Before, I tried to prove that when an equalateral polygon’s sides increases, the ratio of the circumference/diameter (or perimeter/height) gets closer to $\pi$. So I made an equation to divide the perimeter of a polygon by its height, which is x/tan((((x-2)*180)/x)/2)=pi (I simplified it), and $x$ represents how many sides the polygon has (except for a triangle) and I was correct, when $x$ increases the answer becomes closer and closer to $\pi$, so when a polygon with $x$ number of sides approaches infinity the circumference/diameter approaches $\pi$. So in the equation x/tan((((x-2)*180)/x)/2)=ou isn’t the value of $x$ how many sides a circle has? I don’t think it’s possible to simplify but if it were possible, then maybe there could be an expression written to show how many sides a circle has.

Answer 1

Your "simplified" expression actually simplifies further: \begin{align} \frac{x}{\tan\left({\left(\dfrac{(x-2)\times180^\circ} {x}\right)}/2\right)} &= \frac{x}{\tan\left({\dfrac{(x-2)\times180^\circ}{2x}}\right)} \\ &= \frac{x}{\tan\left({\dfrac{180x^\circ - 360^\circ}{2x}}\right)} \\ &= \frac{x}{\tan\left(90^\circ - \dfrac{180^\circ}{x}\right)} \\ &= \frac{x}{\cot\left(\dfrac{180^\circ}{x}\right)} \\ &= x \tan\left(\dfrac{180^\circ}{x}\right). \end{align}

So you are calculating the perimeter of a polygon circumscribed about a circle of diameter $1$.

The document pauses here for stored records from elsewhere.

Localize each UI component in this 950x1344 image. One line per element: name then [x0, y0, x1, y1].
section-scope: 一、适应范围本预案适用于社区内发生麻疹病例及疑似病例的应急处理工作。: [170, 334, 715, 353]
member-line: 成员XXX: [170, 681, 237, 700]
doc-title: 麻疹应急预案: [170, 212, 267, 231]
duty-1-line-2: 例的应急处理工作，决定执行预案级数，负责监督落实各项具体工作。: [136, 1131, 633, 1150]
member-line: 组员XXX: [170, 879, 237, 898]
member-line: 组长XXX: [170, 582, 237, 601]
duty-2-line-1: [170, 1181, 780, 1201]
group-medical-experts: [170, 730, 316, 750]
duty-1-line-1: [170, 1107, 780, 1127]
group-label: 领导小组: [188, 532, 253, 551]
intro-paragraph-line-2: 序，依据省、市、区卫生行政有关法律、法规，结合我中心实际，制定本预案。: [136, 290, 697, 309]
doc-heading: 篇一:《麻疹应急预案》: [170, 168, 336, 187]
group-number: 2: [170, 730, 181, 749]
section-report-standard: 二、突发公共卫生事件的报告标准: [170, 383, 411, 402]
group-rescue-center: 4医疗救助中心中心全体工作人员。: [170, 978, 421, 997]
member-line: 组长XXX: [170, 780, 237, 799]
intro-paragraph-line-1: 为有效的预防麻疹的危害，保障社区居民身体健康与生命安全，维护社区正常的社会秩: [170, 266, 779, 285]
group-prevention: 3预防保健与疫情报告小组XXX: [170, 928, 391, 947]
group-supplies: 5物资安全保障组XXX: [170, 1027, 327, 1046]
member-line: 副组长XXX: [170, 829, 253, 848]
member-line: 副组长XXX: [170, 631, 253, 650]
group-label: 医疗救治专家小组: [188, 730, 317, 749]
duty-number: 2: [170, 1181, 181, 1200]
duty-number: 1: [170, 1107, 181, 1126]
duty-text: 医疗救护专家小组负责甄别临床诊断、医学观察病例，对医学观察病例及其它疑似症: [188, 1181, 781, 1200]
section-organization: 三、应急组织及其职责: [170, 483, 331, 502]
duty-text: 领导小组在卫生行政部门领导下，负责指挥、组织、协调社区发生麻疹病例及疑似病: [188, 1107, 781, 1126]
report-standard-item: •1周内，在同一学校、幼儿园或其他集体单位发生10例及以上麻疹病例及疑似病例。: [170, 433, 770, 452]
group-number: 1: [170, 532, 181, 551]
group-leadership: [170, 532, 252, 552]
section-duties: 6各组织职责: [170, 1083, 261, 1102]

It is true that as $x\to\infty$, the perimeter approaches $\pi$ and the shape of the polygon approaches a circle, so you could say that in as the shape approaches the circle the number of sides approaches infinity. However, the existence of a limit tells us nothing about what happens at the limiting condition, only what happens near the limiting condition.

The circumference of the circle is the length of a curved path, for which we need a definition of how to measure that length. It happens that the commonly used definition for length of a curved path says that the limit of the polygons' perimeter is also the circumference of the circle. But that definition says nothing about the "sides" of a curved path or in particular the "sides" of a circle.

By the usual definitions, a circle has no sides at all (in the sense of "side" that we use for polygons), because a side is a straight path between two distinct points, and there is no part of the circle that matches this description.